The AI wants variety. It wants options. It wants to test multiple messages fast.
If you’re going to advertise to its users, you need to put in real work on your creatives.
Second: Interest targeting and keywords are no longer king.
Yes, they still exist. Yes, you can still select them. But they are not doing what they used to do.
Now your creative does the targeting.
The system watches who engages, who watches, who clicks, who converts — and then decides who your ad is really for.
So if your message is weak, confused, or saying one thing but targeting another audience, the system won’t “force it” anymore.
Your content must match your audience. Perfectly.
Now let’s talk about the consequences.
1. Creative fatigue is happening much faster.
Before, a good creative could run for 5–6 weeks before slowing down.
Now? Two weeks.
Sometimes less.
And it’s not necessarily that users are tired of it.
It’s the AI deciding it has squeezed enough data from it and is ready to move on.
If you’re used to running one or two creatives, that strategy is outdated.
You now need volume.
If you used to run 1 creative, you need 3–4 minimum.
If you used to run 2, you should be testing 4–6.
Give the system options. Let it choose winners.
2. Everyone is competing for similar audiences now.
Since interests and keywords are weaker, the system broadens distribution.
That means multiple advertisers are competing inside overlapping audience pools.
What does that cause?
Higher initial CPM.
Higher cost per result at the beginning.
More aggressive bidding.
Before, you could find a “cheap pocket” of audience because nobody was targeting that interest. Those days are fading.
Now, when you launch an ad, costs may start high.
That doesn’t mean it’s failing.
It means the system is testing.
If you panic too early and shut it down, you lose before the optimization phase even kicks in.
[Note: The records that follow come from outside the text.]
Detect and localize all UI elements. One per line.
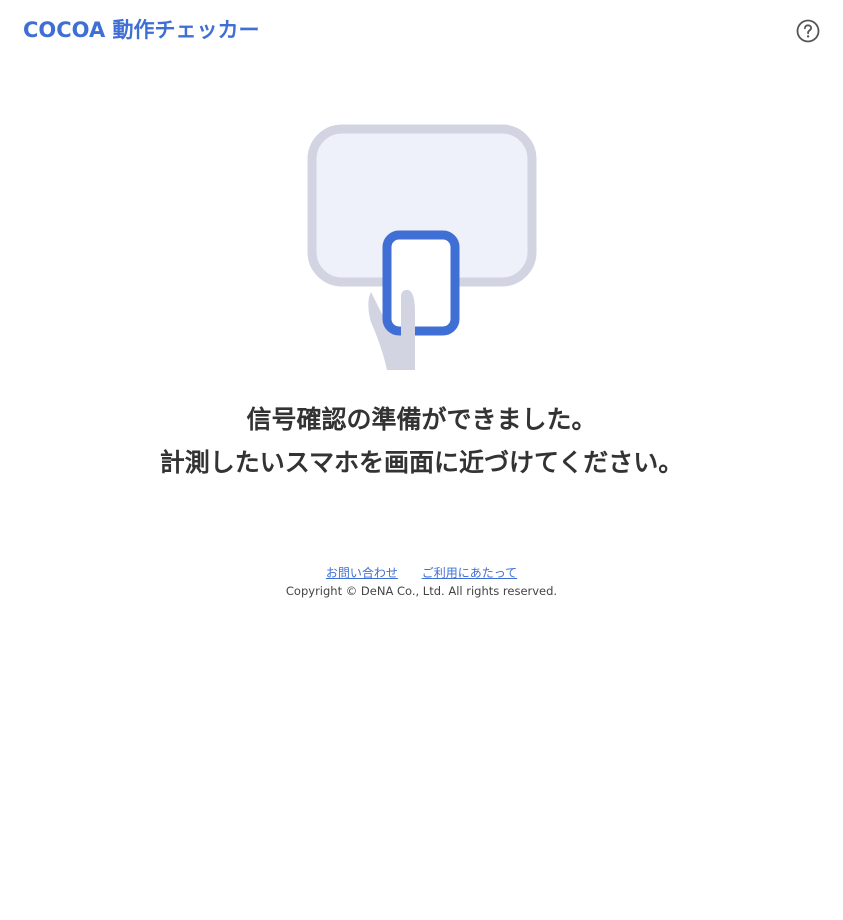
instruction-message: 信号確認の準備ができました。 計測したいスマホを画面に近づけてください。 <box>0 398 843 484</box>
header: COCOA 動作チェッカー <box>0 0 843 62</box>
message-line-instruction: 計測したいスマホを画面に近づけてください。 <box>159 448 684 477</box>
copyright: Copyright © DeNA Co., Ltd. All rights re… <box>285 584 558 598</box>
illustration <box>305 122 539 370</box>
message-line-ready: 信号確認の準備ができました。 <box>246 405 597 434</box>
phone-to-screen-icon <box>307 124 537 370</box>
contact-link[interactable]: お問い合わせ <box>326 566 398 580</box>
page: COCOA 動作チェッカー 信号確認の準備ができました。 計測したいスマホを画面… <box>0 0 843 920</box>
help-button[interactable] <box>796 19 820 43</box>
app-title: COCOA 動作チェッカー <box>23 18 260 42</box>
footer-links: お問い合わせ ご利用にあたって <box>0 563 843 583</box>
footer: お問い合わせ ご利用にあたって Copyright © DeNA Co., Lt… <box>0 563 843 600</box>
terms-link[interactable]: ご利用にあたって <box>422 566 517 580</box>
question-circle-icon <box>796 19 820 43</box>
Patience is more important now than ever.
The big takeaway?
Your creative is now your targeting.
Not just your interests.
Not just your keywords.
Your hook.
Your script.
Your visuals.
Your angle.
That’s what tells the system who to show your ad to.
So if ads “worked two weeks ago” and now they don’t, it’s not magic. It’s not a curse.
It’s evolution.
The game didn’t end.
The rules changed.
And the brands that understand this shift and increase their creative output accordingly are the ones that will win.